38:運命論
「チッ」
三蔵は舌打ちすると、持っていた銃を一時懐に入れ、自分の手首を掴んだ。大きく息を吐き出す。
暑さとか寒さとかは感じないくせに、なぜか痛みとか疲労とかは感じる――いや、感じるように思っているだけか? もうその区別もよくわからなくなっていた。
一体どのくらいの間、こんなことをしているのだろう。
普通なら、絶望の淵に沈んでもおかしくはない。
もう、ここからは出られないのだ、と。
事実、今でもそう思いそうになる。
だが、聲。
頭に響く聲がそれを阻む。救い上げる。
もうずっと呼ばれ続けている。
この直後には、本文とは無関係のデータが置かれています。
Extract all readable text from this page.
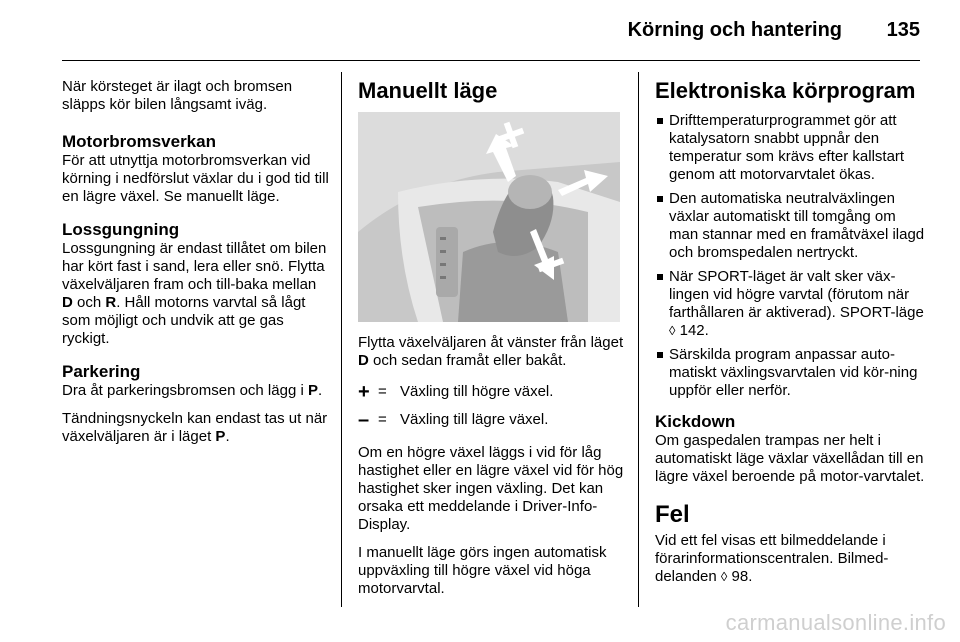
Körning och hantering 135

När körsteget är ilagt och bromsen släpps kör bilen långsamt iväg.

Motorbromsverkan

För att utnyttja motorbromsverkan vid körning i nedförslut växlar du i god tid till en lägre växel. Se manuellt läge.

Lossgungning

Lossgungning är endast tillåtet om bilen har kört fast i sand, lera eller snö. Flytta växelväljaren fram och till-baka mellan D och R. Håll motorns varvtal så lågt som möjligt och undvik att ge gas ryckigt.

Parkering

Dra åt parkeringsbromsen och lägg i P.

Tändningsnyckeln kan endast tas ut när växelväljaren är i läget P.

Manuellt läge

Flytta växelväljaren åt vänster från läget D och sedan framåt eller bakåt.

+ = Växling till högre växel.
– = Växling till lägre växel.

Om en högre växel läggs i vid för låg hastighet eller en lägre växel vid för hög hastighet sker ingen växling. Det kan orsaka ett meddelande i Driver-Info-Display.

I manuellt läge görs ingen automatisk uppväxling till högre växel vid höga motorvarvtal.

Elektroniska körprogram
Drifttemperaturprogrammet gör att katalysatorn snabbt uppnår den temperatur som krävs efter kallstart genom att motorvarvtalet ökas.
Den automatiska neutralväxlingen växlar automatiskt till tomgång om man stannar med en framåtväxel ilagd och bromspedalen nertryckt.
När SPORT-läget är valt sker väx-lingen vid högre varvtal (förutom när farthållaren är aktiverad). SPORT-läge ◊ 142.
Särskilda program anpassar auto-matiskt växlingsvarvtalen vid kör-ning uppför eller nerför.
Kickdown

Om gaspedalen trampas ner helt i automatiskt läge växlar växellådan till en lägre växel beroende på motor-varvtalet.

Fel

Vid ett fel visas ett bilmeddelande i förarinformationscentralen. Bilmed-delanden ◊ 98.

carmanualsonline.info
煩いくらいに。
この聲は、もう一度会えるまで、頭の中に煩く響き続けるだろう。
そう思うことが唯一の救い。
三蔵はもう一度大きく息を吐き出すと、懐から銃を取り出した。
あともう少し。
あともう少しで――。
どことも知れぬ山道を、悟空は歩いていた。
何だかとても懐かしい感じがするのは、気のせいだろうか。
ただ三蔵の気配を辿って、闇雲に歩いてきたから、自分の知らないところを歩いているはずなのに。
それでも、なぜだろう。この感じは――。
ズンッ。
と、予告もなく、突然地面が揺れた。
「何っ?!」
とっさに悟空は身を屈める。
地震だろうか。
いや。振動は一回きりだ。
地震というよりも、何か重いものが地面に落ちたような音。
身を起こすと、不意にもとめていた気配が強く感じられた。
近い――。
すぐ近くだ。
心臓が跳ね上がり、悟空は心の急くままに走り出した。
木々が覆いかぶさる山道を駆け上っていくと、唐突に、開けた場所に出た。
悟空は足を止める。
視界の先。
沈みゆく太陽の最後の光を受けて輝く――きんいろ。
悟空は、ほぅと大きくため息をついた。心がその色で満たされる。
きんいろのたいよう。
悟空の顔に笑みが浮かんできた。
そして。
「三蔵っ!」
もとめてやまぬ存在に向けて走り出した。